Le Vicaire du Patriarcat Latin de Jérusalem s’exprime sur la question des migrants
africains en Terre Sainte
La question des migrations africaines touche aussi la Terre Sainte. Depuis quelques
semaines, des dizaines de migrants africains protestent devant des institutions israéliennes
pour réclamer le statut de réfugiés ou l’examen de leur dossier ; ils protestent également
contre les brutalités dont ils sont victimes tout au long de leur odyssée pour atteindre
Israël et même une fois parvenue dans ce pays. Les Africains en Israël, environ
53 000, dont la majorité sont des Erythréens ne sont pas des migrants de travail mais
des chercheurs d’asile. C’est ce que nous dit le père jésuite David Neuhaus, Vicaire
du Patriarcat Latin de Jérusalem chargés des catholiques vivant en milieu hébréophone,
interrogé par Honoré Onana Olah :
Quelle est
la situation des migrants en Israël ?
Nous avons premièrement beaucoup
de migrants pour une toute petite église. En Israël la population chrétienne ne représente
que deux pour cent de la population c’est-à-dire à peu près 160 000 chrétiens. Et
environ 150 000 migrants catholiques. « La réalité des migrants chrétiens est
très importante pour l’Eglise locale. » les migrants sont divisés en deux groupes
: les premiers sont les migrants de travail qui viennent de l’Asie avec un grand groupe
de Philippins. Les seconds c’est-à-dire les Africains, ne sont pas migrants de travail
mais des chercheurs d’asile. « Ils ont fuient leur pays à cause de la guerre et de
la répression. » Ils proviennent en grande majorité de l’Erythrée du soudan. On parle
« d’environ 53 000 personnes, tout au plus 40 000 qui sont des ressortissants de l’Erythrée
» et qui viennent suite au manque de liberté et de dignité dans leur pays.
Quelle
est la politique du gouvernement israélien à leur égard ?
Actuellement
« nous vivons des circonstances très difficiles car les autorités israéliennes ont
changé leur politique. « Israël a systématiquement refusé la demande de statut de
réfugiés » c’est-à-dire que le gouvernement a plutôt attribué le statut de chercheur
d’asile et de la protection de groupe et non un processus individuel pour chaque personne.
Les africains pour leur part ont « toujours demandé le droit d’asile d’une façon formelle
pour avoir le statut de réfugiés qui facilite après leur passage vers un autre pays.
Car la grande majorité est venue par le Sinaï en traversant les frontières terrestre
de l’Egypte.

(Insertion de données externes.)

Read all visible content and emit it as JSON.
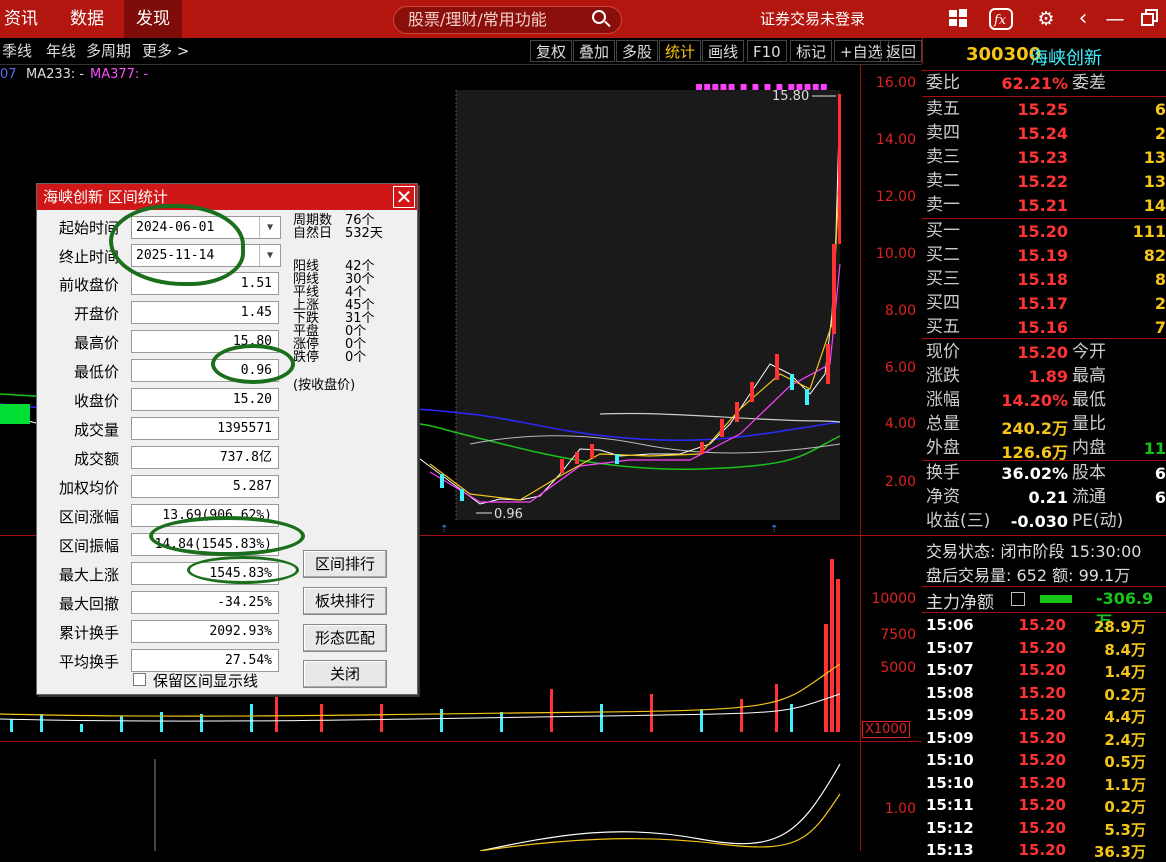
{
  "topbar": {
    "menus": [
      "资讯",
      "数据",
      "发现"
    ],
    "search_placeholder": "股票/理财/常用功能",
    "login_status": "证券交易未登录",
    "icons": [
      "windows-icon",
      "fx-icon",
      "gear-icon",
      "back-icon",
      "minimize-icon",
      "restore-icon"
    ]
  },
  "toolbar": {
    "periods": [
      "季线",
      "年线",
      "多周期",
      "更多 >"
    ],
    "buttons": [
      "复权",
      "叠加",
      "多股",
      "统计",
      "画线",
      "F10",
      "标记",
      "+自选",
      "返回"
    ],
    "ma_legend": [
      "07",
      "MA233: -",
      "MA377: -"
    ]
  },
  "chart": {
    "price_axis": [
      "16.00",
      "14.00",
      "12.00",
      "10.00",
      "8.00",
      "6.00",
      "4.00",
      "2.00"
    ],
    "high_label": "15.80",
    "low_label": "0.96",
    "volume_axis": [
      "10000",
      "7500",
      "5000"
    ],
    "volume_unit": "X1000",
    "indicator_axis": [
      "1.00"
    ]
  },
  "dialog": {
    "title": "海峡创新 区间统计",
    "start_label": "起始时间",
    "start_value": "2024-06-01",
    "end_label": "终止时间",
    "end_value": "2025-11-14",
    "rows": [
      {
        "label": "前收盘价",
        "value": "1.51"
      },
      {
        "label": "开盘价",
        "value": "1.45"
      },
      {
        "label": "最高价",
        "value": "15.80"
      },
      {
        "label": "最低价",
        "value": "0.96"
      },
      {
        "label": "收盘价",
        "value": "15.20"
      },
      {
        "label": "成交量",
        "value": "1395571"
      },
      {
        "label": "成交额",
        "value": "737.8亿"
      },
      {
        "label": "加权均价",
        "value": "5.287"
      },
      {
        "label": "区间涨幅",
        "value": "13.69(906.62%)"
      },
      {
        "label": "区间振幅",
        "value": "14.84(1545.83%)"
      },
      {
        "label": "最大上涨",
        "value": "1545.83%"
      },
      {
        "label": "最大回撤",
        "value": "-34.25%"
      },
      {
        "label": "累计换手",
        "value": "2092.93%"
      },
      {
        "label": "平均换手",
        "value": "27.54%"
      }
    ],
    "stats": [
      {
        "k": "周期数",
        "v": "76个"
      },
      {
        "k": "自然日",
        "v": "532天"
      },
      {
        "k": "阳线",
        "v": "42个"
      },
      {
        "k": "阴线",
        "v": "30个"
      },
      {
        "k": "平线",
        "v": "4个"
      },
      {
        "k": "上涨",
        "v": "45个"
      },
      {
        "k": "下跌",
        "v": "31个"
      },
      {
        "k": "平盘",
        "v": "0个"
      },
      {
        "k": "涨停",
        "v": "0个"
      },
      {
        "k": "跌停",
        "v": "0个"
      }
    ],
    "stats_note": "(按收盘价)",
    "buttons": [
      "区间排行",
      "板块排行",
      "形态匹配",
      "关闭"
    ],
    "checkbox_label": "保留区间显示线"
  },
  "quote": {
    "code": "300300",
    "name": "海峡创新",
    "ratio_label": "委比",
    "ratio_value": "62.21%",
    "diff_label": "委差",
    "asks": [
      {
        "label": "卖五",
        "price": "15.25",
        "vol": "6"
      },
      {
        "label": "卖四",
        "price": "15.24",
        "vol": "2"
      },
      {
        "label": "卖三",
        "price": "15.23",
        "vol": "13"
      },
      {
        "label": "卖二",
        "price": "15.22",
        "vol": "13"
      },
      {
        "label": "卖一",
        "price": "15.21",
        "vol": "14"
      }
    ],
    "bids": [
      {
        "label": "买一",
        "price": "15.20",
        "vol": "111"
      },
      {
        "label": "买二",
        "price": "15.19",
        "vol": "82"
      },
      {
        "label": "买三",
        "price": "15.18",
        "vol": "8"
      },
      {
        "label": "买四",
        "price": "15.17",
        "vol": "2"
      },
      {
        "label": "买五",
        "price": "15.16",
        "vol": "7"
      }
    ],
    "stats": [
      {
        "k": "现价",
        "v": "15.20",
        "k2": "今开"
      },
      {
        "k": "涨跌",
        "v": "1.89",
        "k2": "最高"
      },
      {
        "k": "涨幅",
        "v": "14.20%",
        "k2": "最低"
      },
      {
        "k": "总量",
        "v": "240.2万",
        "k2": "量比"
      },
      {
        "k": "外盘",
        "v": "126.6万",
        "k2": "内盘",
        "v2": "11"
      }
    ],
    "stats2": [
      {
        "k": "换手",
        "v": "36.02%",
        "k2": "股本",
        "v2": "6"
      },
      {
        "k": "净资",
        "v": "0.21",
        "k2": "流通",
        "v2": "6"
      },
      {
        "k": "收益(三)",
        "v": "-0.030",
        "k2": "PE(动)"
      }
    ],
    "trade_status": "交易状态: 闭市阶段 15:30:00",
    "after_hours": "盘后交易量: 652  额: 99.1万",
    "mainflow_label": "主力净额",
    "mainflow_value": "-306.9万",
    "ticks": [
      {
        "t": "15:06",
        "p": "15.20",
        "v": "28.9万"
      },
      {
        "t": "15:07",
        "p": "15.20",
        "v": "8.4万"
      },
      {
        "t": "15:07",
        "p": "15.20",
        "v": "1.4万"
      },
      {
        "t": "15:08",
        "p": "15.20",
        "v": "0.2万"
      },
      {
        "t": "15:09",
        "p": "15.20",
        "v": "4.4万"
      },
      {
        "t": "15:09",
        "p": "15.20",
        "v": "2.4万"
      },
      {
        "t": "15:10",
        "p": "15.20",
        "v": "0.5万"
      },
      {
        "t": "15:10",
        "p": "15.20",
        "v": "1.1万"
      },
      {
        "t": "15:11",
        "p": "15.20",
        "v": "0.2万"
      },
      {
        "t": "15:12",
        "p": "15.20",
        "v": "5.3万"
      },
      {
        "t": "15:13",
        "p": "15.20",
        "v": "36.3万"
      }
    ]
  }
}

Pour quitter Israël ils doivent avoir le statut de réfugiés. »
Ces
dernières semaines, les autorités israéliennes ont annoncé l’ouverture une facilité
de détention dans la région du Néguev avec le plan de déporter dans cette « prison.
» cependant les autorités insistent sur le fait qu’on ne parle pas de prison parce
c’est un lieu ouvert. Les gens qui y vivent peuvent « sortir et entrer librement,
pendant le journée à la condition qu’ils soient là pour être comptés trois fois par
jour. C’est-à-dire qu’ils ne peuvent pas s’éloigner. Ils ne peuvent pas travailler
». Les africains qui y vivent affirment que c’est comme une prison. En effet, ce sont
« les autorités des prisons qui dirigent ce lieu. »
Plusieurs manifestations
se sont déroulées récemment à Tel Aviv (capitale d’Israël) où on dénombrait environ
20 000 personnes dont des africains qui sont venus protester en disant : « que nous
ne sommes pas des animaux, nous sommes des gens vivant dans des conditions très très
difficiles nous avons quitté nos pays et nous cherchons ici, le droit de vivre dignement.
»
Quelle est l’apport de l’Eglise locale pour les migrants ?
L’Eglise
actuellement est en face d’une nouvelle réalité jusqu’à présent elle se limitait à
aider dans les grandes villes où il y a avait des concentrations d’Africains. Premièrement
elle apporte une aide dans le domaine de « la vie spirituelle et religieuse ». C’est
dans ce sens qu’un prêtre du rite oriental guèze (rite liturgique principal en Ethiopie
et en Erythrée ) pour le cas des catholiques, car la grande majorité des migrants
est orthodoxe. « Mais en plus nous avons quelques religieuses » dont une religieuse
Erythréenne qui parle la langue et qui apporte une aide notamment comme assistante
sociale, qui suit notamment les migrants qui ont été brutalisés ou subit des violences
durant leur cheminement de l’Erythrée à Israël. Beaucoup dont « des centaines
voire des milliers » d’entre eux malheureusement ont été enterrés dans le Sinaï par
des trafiquants. Lorsqu’ils arrivent en Israël, ils ont besoin d’aide et cette
religieuse aide dans ce sens tout en apportant un soutien dans le cadre de la documentation. Le
rôle de l’Eglise se limitait à ce niveau c’est-à-dire un rôle de conseiller à savoir
quelles sont les conditions et de servir de relais.
Quels apports pour ceux
vivant dans le camp du Néguev au Sud d’Israël ?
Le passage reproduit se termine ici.